In terms of general approach rather than model details, the closest philosophical ancestor of our work is that of Bryan Skyrms 1996, itself a sophisticated response to David Lewis's groundbreaking work in Lewis 1969.

6. For each of 50 food items, our programming chose initial random numbers between 1 and 64 for each axis on the 64 x 64 array. Thus it is possible that less than 50 cells originally contained food items. At each generation each food item randomly 'walked' 0 or 1 cell in each direction, again with the result that less than 50 cells might contain food items at any one generation. In general the number of cells containing food items on any one generation was approximately 49.
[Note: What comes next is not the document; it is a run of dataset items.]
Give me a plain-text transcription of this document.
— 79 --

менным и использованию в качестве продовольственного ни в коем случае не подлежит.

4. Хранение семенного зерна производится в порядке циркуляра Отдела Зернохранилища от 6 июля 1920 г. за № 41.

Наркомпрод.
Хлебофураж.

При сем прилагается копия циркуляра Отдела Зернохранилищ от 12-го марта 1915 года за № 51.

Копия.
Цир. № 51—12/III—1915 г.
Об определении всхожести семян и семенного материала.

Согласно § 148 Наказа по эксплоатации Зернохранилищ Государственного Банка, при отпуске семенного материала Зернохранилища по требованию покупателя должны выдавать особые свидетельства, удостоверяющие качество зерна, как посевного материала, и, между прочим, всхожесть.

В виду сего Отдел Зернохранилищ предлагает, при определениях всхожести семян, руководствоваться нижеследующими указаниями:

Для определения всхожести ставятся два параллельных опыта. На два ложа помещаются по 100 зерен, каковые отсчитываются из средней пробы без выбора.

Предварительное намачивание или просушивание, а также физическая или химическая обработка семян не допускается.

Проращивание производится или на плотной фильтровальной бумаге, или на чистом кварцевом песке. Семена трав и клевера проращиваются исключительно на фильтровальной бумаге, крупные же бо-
7. Because of the complication noted in note 1, this can be taken as only a rough probability: there is a small probability that there may be two food items 'superimposed' on a cell that is feeding, in which case the probability of a surrounding cell being fed on the next generation will be significantly greater than 1/9.

8. One can easily calculate that point at which a uniformly open mouth is of equal value to a uniformly closed mouth in such a model. Where f is the number of food particles, n is the number of cells, g is our gain and l is our loss, the breakpoint will be:

fg + (n-f)l = 0

For fifty food items, a display of 64 x 64 cells, and a loss of 0.1, the breakpoint for our gain is approximately 8.09. At a gain greater than that, universally open mouths are advantaged over closed mouths. At a gain lower than that, universally closed mouths have the advantage.

The reason this is not the whole of the story, of course, is that we have a varied population of cells with more sophisticated repertoires than merely open and closed mouths. The results below indicate that communication significantly complicates the picture.